L: Valentina, que droga é essa? Se isso for brincadeira sua, por favor, me diz. Estou com meu coração acelerado! Mas se você está sendo sincera, me revela algum fato desse ano. Algo que ainda não aconteceu pra mim.

De sua casa, Valentina tentou lembrar-se de alguns acontecimentos marcantes sobre o ano de 1999. Com a ajuda do computador, fez algumas pesquisas na internet e recordou alguns fatos. Posteriormente, escreveu uma mensagem para Luiza lhe contando quem ganharia a copa do mundo de futebol feminino, assim como alguns outros eventos. Tendo em vista que tudo anunciado à mais nova ainda iria demorar alguns meses para acontecer, lembrou-se que o Oscar ocorreria no dia seguinte. Sendo assim, revelou a ela o vencedor de cada categoria, um a um.

— Shakespeare Apaixonado ganhará o Oscar de melhor filme? Eu duvido! Todo mundo sabe que O Resgate do Soldado Ryan é o favorito! — Exclamou Luiza, sozinha, ao ler a mensagem.

23:25pm

L: Impossível ‘Shakespeare Apaixonado’ vencer o filme ‘O Resgate do Soldado Ryan’! Eu apostei uma grana alta com as meninas do meu trabalho.

23:29pm

V: Então eu sugiro que você mude a sua aposta, pois Shakespeare levará a estatueta.

23:34pm

L: Está muito em cima da hora, não há como mudar. Droga, não é possível que isso seja verdade!

Na noite do dia seguinte, com o coração na mão e o nervosismo distribuído em cada parte de seu corpo, Luiza Campos sentou-se em frente à TV para assistir a transmissão do Oscar. Com o livro em uma mão e o lápis na outra, aguardou todos os resultados para comparar com tudo o que Valentina dissera. Ao final da cerimônia, constatou que a morena acertara todas as categorias. Naquele instante, a mais nova teve a confirmação de que realmente havia uma ruptura no tempo que as separava.

Nenhuma das duas mulheres sabia o que havia acontecido, muito menos como e por que existia essa desordem no tempo-espaço de suas vidas, mas estavam decididas a tentar compreender e buscar uma resposta.

Duas semanas haviam se passado desde o evento sobre o Oscar. As conversas entre elas estavam cada vez mais frequentes e longas.

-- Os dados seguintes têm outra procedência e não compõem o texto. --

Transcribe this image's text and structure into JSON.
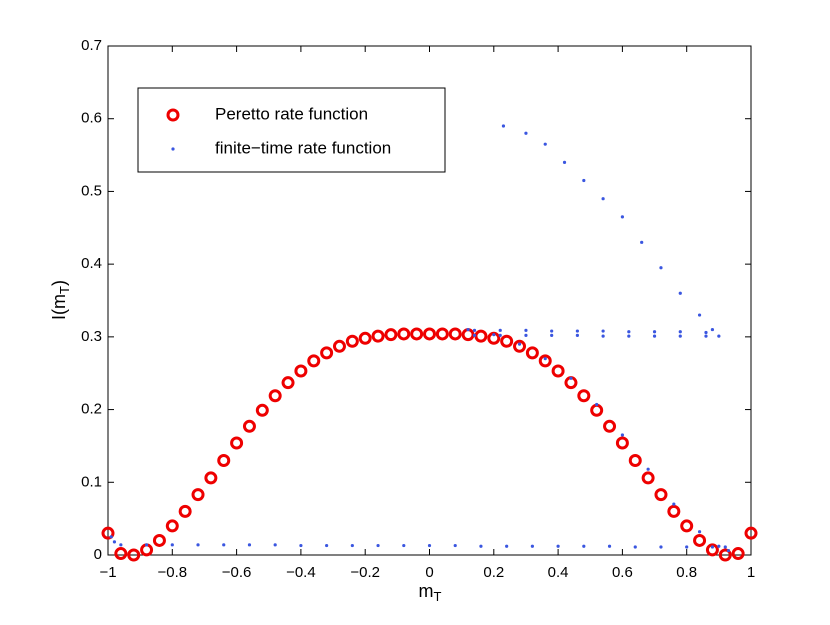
{
  "chart_data": {
    "type": "scatter",
    "xlabel": {
      "base": "m",
      "sub": "T"
    },
    "ylabel": {
      "base": "I(m",
      "sub": "T",
      "end": ")"
    },
    "xlim": [
      -1,
      1
    ],
    "ylim": [
      0,
      0.7
    ],
    "xticks": [
      {
        "value": -1,
        "label": "−1"
      },
      {
        "value": -0.8,
        "label": "−0.8"
      },
      {
        "value": -0.6,
        "label": "−0.6"
      },
      {
        "value": -0.4,
        "label": "−0.4"
      },
      {
        "value": -0.2,
        "label": "−0.2"
      },
      0,
      0.2,
      0.4,
      0.6,
      0.8,
      1
    ],
    "yticks": [
      0,
      0.1,
      0.2,
      0.3,
      0.4,
      0.5,
      0.6,
      0.7
    ],
    "legend": "upper left",
    "series": [
      {
        "name": "Peretto rate function",
        "color": "#ee0000",
        "marker": "circle",
        "x": [
          -1,
          -0.96,
          -0.92,
          -0.88,
          -0.84,
          -0.8,
          -0.76,
          -0.72,
          -0.68,
          -0.64,
          -0.6,
          -0.56,
          -0.52,
          -0.48,
          -0.44,
          -0.4,
          -0.36,
          -0.32,
          -0.28,
          -0.24,
          -0.2,
          -0.16,
          -0.12,
          -0.08,
          -0.04,
          0,
          0.04,
          0.08,
          0.12,
          0.16,
          0.2,
          0.24,
          0.28,
          0.32,
          0.36,
          0.4,
          0.44,
          0.48,
          0.52,
          0.56,
          0.6,
          0.64,
          0.68,
          0.72,
          0.76,
          0.8,
          0.84,
          0.88,
          0.92,
          0.96,
          1
        ],
        "values": [
          0.03,
          0.002,
          0,
          0.007,
          0.02,
          0.04,
          0.06,
          0.083,
          0.106,
          0.13,
          0.154,
          0.177,
          0.199,
          0.219,
          0.237,
          0.253,
          0.267,
          0.278,
          0.287,
          0.294,
          0.298,
          0.301,
          0.303,
          0.304,
          0.304,
          0.304,
          0.304,
          0.304,
          0.303,
          0.301,
          0.298,
          0.294,
          0.287,
          0.278,
          0.267,
          0.253,
          0.237,
          0.219,
          0.199,
          0.177,
          0.154,
          0.13,
          0.106,
          0.083,
          0.06,
          0.04,
          0.02,
          0.007,
          0,
          0.002,
          0.03
        ]
      },
      {
        "name": "finite−time rate function",
        "color": "#3a56e0",
        "marker": "dot",
        "x": [
          -0.99,
          -0.98,
          -0.96,
          -0.88,
          -0.8,
          -0.72,
          -0.64,
          -0.56,
          -0.48,
          -0.4,
          -0.32,
          -0.24,
          -0.16,
          -0.08,
          0,
          0.08,
          0.16,
          0.24,
          0.32,
          0.4,
          0.48,
          0.56,
          0.64,
          0.72,
          0.8,
          0.88,
          0.92,
          0.12,
          0.2,
          0.28,
          0.36,
          0.44,
          0.52,
          0.6,
          0.68,
          0.76,
          0.84,
          0.9,
          0.93,
          0.14,
          0.22,
          0.3,
          0.38,
          0.46,
          0.54,
          0.62,
          0.7,
          0.78,
          0.86,
          0.14,
          0.22,
          0.3,
          0.38,
          0.46,
          0.54,
          0.62,
          0.7,
          0.78,
          0.86,
          0.9,
          0.23,
          0.3,
          0.36,
          0.42,
          0.48,
          0.54,
          0.6,
          0.66,
          0.72,
          0.78,
          0.84,
          0.88
        ],
        "values": [
          0.025,
          0.018,
          0.014,
          0.014,
          0.014,
          0.014,
          0.014,
          0.014,
          0.014,
          0.013,
          0.013,
          0.013,
          0.013,
          0.013,
          0.013,
          0.013,
          0.012,
          0.012,
          0.012,
          0.012,
          0.012,
          0.012,
          0.011,
          0.011,
          0.011,
          0.011,
          0.011,
          0.31,
          0.303,
          0.29,
          0.27,
          0.243,
          0.207,
          0.165,
          0.118,
          0.07,
          0.032,
          0.012,
          0.006,
          0.309,
          0.309,
          0.309,
          0.308,
          0.308,
          0.308,
          0.307,
          0.307,
          0.307,
          0.306,
          0.302,
          0.302,
          0.302,
          0.302,
          0.302,
          0.301,
          0.301,
          0.301,
          0.301,
          0.301,
          0.301,
          0.59,
          0.58,
          0.565,
          0.54,
          0.515,
          0.49,
          0.465,
          0.43,
          0.395,
          0.36,
          0.33,
          0.31
        ]
      }
    ]
  }
}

A curiosidade e necessidade de compreender aquele evento as uniam cada vez mais; no entanto, não era apenas a vontade de decifrar aquela loucura que as atraíam para o livro. Havia algo entre elas que as mantinham presas a cada mensagem matinal, ou a cada preocupação em saber como havia sido o dia da outra.

11:43am

L: Bom dia, Valentina! Hoje meu domingo iniciou bem cedo. Fiz um passeio com Juna pelo bairro e passei na feira para comprar algumas coisas. Trouxe novas mudas de plantas, incluindo uma muda de palmeira ráfis para enfeitar a minha sala, me lembrei de você assim que a vi. Espero que Juna não a destrua! Como está sendo o seu domingo? E Léo, ele está bem? Gosto de nomear algumas plantas, principalmente as que trago para dentro de casa. Poderia me dar algumas sugestões de nomes? Bom, nesse momento estou indo tomar um banho e preparar meu almoço. Até logo!

Na manhã daquele domingo, Valentina e Léo se divertiam juntos no jardim. A morena havia montado uma piscina infantil para ele e o observava enquanto conversava com Marcela, sua amiga de trabalho, que havia lhes feito uma visita. Vez ou outra, enquanto dialogava, a arquiteta dava tiros de água em Léo com a pistola de brinquedo.

— Deve ser incrível ter um filho. Sempre babo quando vejo sua relação com ele — disse Marcela. Ela e a amiga conversavam sentadas em cadeiras dispostas no jardim.

— É um elo muito grande, muito forte, o maior de todos. Daria a minha vida por ele. É o amor mais bonito e sincero.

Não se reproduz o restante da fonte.